Within the Medical Center, there are 15 Local Practice Councils (LPCs) with about 60 staff nurses serving as members. Each LPC meets monthly to discuss practice issues that impact their care area. Every other month, all LPC chairs meet as the overarching Nursing Practice Council, now headed by Margaret Gleason, RN, OCN, central clinical educator, and Keriann Kordas, RN, OCN, an oncology nurse on 6NW, to discuss more global issues surrounding patient care. Every week, Gleason, Kordas and Nitz develop strategies addressing issues from the LPCs.
Successful initiatives by LPCs have included developing admission packets for oncology patients and hosting a meet-and-greet session for nurses and new neurology residents. “This was a great way to improve relationships between the nurses and the new physicians, and they got to see our faces outside of the unit,” Nitz said. The nurses also put together a packet for the new residents, titled “Things You Need to Survive on Mitchell 4.”

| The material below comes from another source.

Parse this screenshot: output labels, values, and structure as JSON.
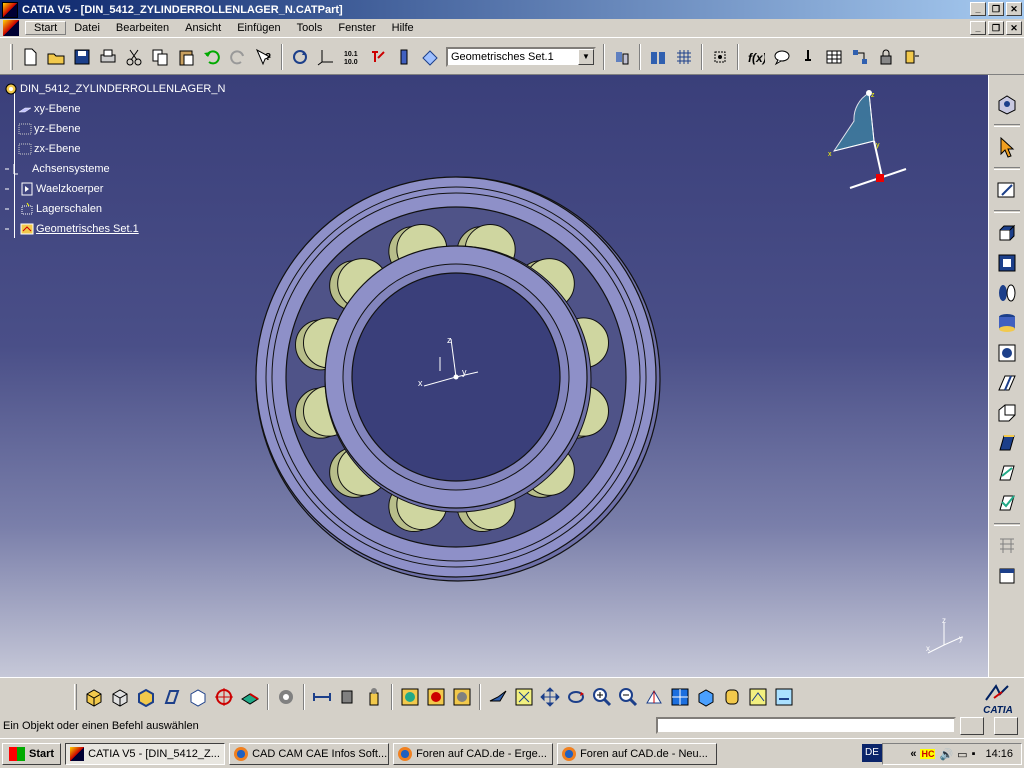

Establishing the Nursing Practice Council as a voice for Medical Center nurses has gained momentum with each success. “It has become very recognized among the staff nurses and senior leadership,” Gleason said. “The goal is to develop an LPC for each unit in the Medical Center.”
“I have fellow nurses coming up to me all the time with concerns they want to discuss,” Kordas said. “They know that if they go to the LPC, something will be done.”